Sometimes a disaster is so large that it obscures its own details. Behind the number of dead and displaced in Gaza, for women and girls the conflict has been disproportionately grinding. In a “cruel inversion” of the history of this conflict, the head of UN Women told the Associated Press, women and children have borne the brunt of the war.
The details are unfathomable. There are about 50,000 pregnant women in Gaza and 40% of those pregnancies have been classed as high risk; 180 give birth daily. The healthcare infrastructure has been all but obliterated. According to the charity Care: “There is no doctor, midwife or nurse to support women during labour. There is no pain medication, anaesthesia or hygiene material when women give birth.” Babies are born on the ground in the wilderness, umbilical cords cut with whatever sharp object there is to hand, and tins filled with hot water keep the newborn warm. C-sections, painful in the aftermath even when drugs are plentiful, are being performed without any anaesthesia at all, by surgeons who do not have any water to wash their hands, let alone sterilise them, and no antibiotics for any resulting infections. In some cases, according to Washington Post reporting, C-sections were performed on women postmortem.

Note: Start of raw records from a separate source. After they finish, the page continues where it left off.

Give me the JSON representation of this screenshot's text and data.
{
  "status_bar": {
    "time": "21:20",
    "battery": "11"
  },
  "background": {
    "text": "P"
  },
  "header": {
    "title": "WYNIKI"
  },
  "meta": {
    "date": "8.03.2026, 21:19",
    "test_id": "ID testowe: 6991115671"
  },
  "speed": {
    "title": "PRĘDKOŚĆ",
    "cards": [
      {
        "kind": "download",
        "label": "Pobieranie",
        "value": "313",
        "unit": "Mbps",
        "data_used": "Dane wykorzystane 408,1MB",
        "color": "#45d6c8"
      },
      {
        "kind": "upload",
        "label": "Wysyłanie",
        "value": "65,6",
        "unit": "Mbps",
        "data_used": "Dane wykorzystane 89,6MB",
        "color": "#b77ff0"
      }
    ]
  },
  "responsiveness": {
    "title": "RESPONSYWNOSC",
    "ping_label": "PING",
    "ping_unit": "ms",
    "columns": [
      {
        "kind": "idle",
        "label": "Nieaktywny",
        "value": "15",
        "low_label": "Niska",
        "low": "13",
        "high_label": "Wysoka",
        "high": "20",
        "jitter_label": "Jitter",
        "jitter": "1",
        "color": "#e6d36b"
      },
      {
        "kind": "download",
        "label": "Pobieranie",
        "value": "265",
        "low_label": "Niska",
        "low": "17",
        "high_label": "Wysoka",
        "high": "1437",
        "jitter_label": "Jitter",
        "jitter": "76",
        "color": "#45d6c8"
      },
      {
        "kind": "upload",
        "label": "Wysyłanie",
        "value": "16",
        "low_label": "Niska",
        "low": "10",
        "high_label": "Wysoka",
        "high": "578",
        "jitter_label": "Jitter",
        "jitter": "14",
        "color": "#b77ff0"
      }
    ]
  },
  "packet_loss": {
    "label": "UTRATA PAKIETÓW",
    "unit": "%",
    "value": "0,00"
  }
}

When mother and child prevail in these impossible circumstances, they are then faced with displacement and hunger while nursing painful tears, wounds and malnourished babies. Pregnant women have had to make the 20-mile journey from the north to the south in Gaza. They arrive in circumstances that Unicef says “breach famine thresholds”, and which are particularly concerning when it comes to the fate of tens of thousands of pregnant and breastfeeding women, the majority of whom consume only one or two types of food. Mothers cannot access sufficient food and clean water to produce milk for their babies, and when formula is available in the camps of the displaced, finding the clean water to boil and mix with it is a daily challenge. In December, month-old babies born in the camps of the displaced had never been washed. “So many aspects of motherhood,” said a CNN report in November, “once routine, are now a matter of life or death.”
Those who make it to those painful unsupported births and the precariousness that follows are the lucky ones. Only weeks after the war started, there were reports of miscarriages and stillbirths having risen by 20%. With something like 85% of Gaza’s population now displaced, and large numbers settling in camps, the true scale of the maternal mortality, infant mortality and pregnancy loss crisis is certainly larger than even aid and news organisation reports suggest. But what girls and women have to go through doesn’t end there.
At a 5 sq km tent encampment in Rafah, no aid is allowed to enter, starving the inhabitants of food, medical supplies, hygiene and sanitary products. Due to the lack of period products, those bleeding postpartum and from miscarriages, as well as women and girls who are menstruating, have to use parts of tent fabric, clothes and cutoff pieces of towels, increasing the risk of infection and toxic shock. There is one shower for every 2,000 people and one toilet for every 500.
It has been jarring to be in the slipstream of mainstream feminist discourse over the past few weeks, as all this unfolds. Surreal to watch it swirl around Barbie’s ostensibly not sufficiently feminist Oscar nominations, which drew a contribution from Hillary Clinton herself, after she stated her objection to calls for a ceasefire. Some of this is just human nature – our own contexts and cultures dictate our immediate priorities. But there are other impulses, uncomfortable to contemplate but hard to ignore, that de-emphasise the particularly inhumane and urgent situation when it comes to Gaza’s women and girls.
Palestinian women are seen as not sharing the sort of values that are called upon to come to their rescue. The fact that Gaza voted for Hamas 18 years ago has been deployed to prove that there is collective responsibility for the group’s actions on 7 October and that there are no innocents. In another impulse, the entire value system in Gaza is brought into question by raising features such as the lack of LGBTQ+ rights. In addition to reports of sexual violence during Hamas’s attack, these are seen as factors that should void sympathy for those in Gaza and render them suspect and aligned with Hamas, with Israel as the party that shares liberal progressive values. A New York Times letter responding to some US Ivy League students’ blaming of Israel for the Hamas attack captured this collapse. Didn’t “Hamas’s many followers at Harvard and Columbia,” the letter asked, “realise that Hamas brutally persecutes the LGBTQ community in Gaza, subjugates women, and tortures and summarily executes dissidents?” The argument may as well simply say: they are not like us, and they started it.
It is an argument that is a race to the bottom of humanity, giving licence to smear a whole population with the crimes of its worst, and abdicate the responsibility to think critically and empathetically about cultures and politics shaped by years of occupation, crisis and siege. In the US, a voter on the news programme Face the Nation said she was concerned about her reproductive rights, but that it would be “hypocritical” to use those concerns to justify voting for Joe Biden when he is supporting strikes and blockades on a population that have led to calamitous maternal experiences and outcomes. That sort of clarity feels like a lot to ask at the moment, among competing influences of parochialism, tribalism and propaganda. But the details coming out of Gaza are so graphic, so relentless, that now may be the time to think about what progressive values, feminist or otherwise, really mean if they stop at the threshold of what is familiar.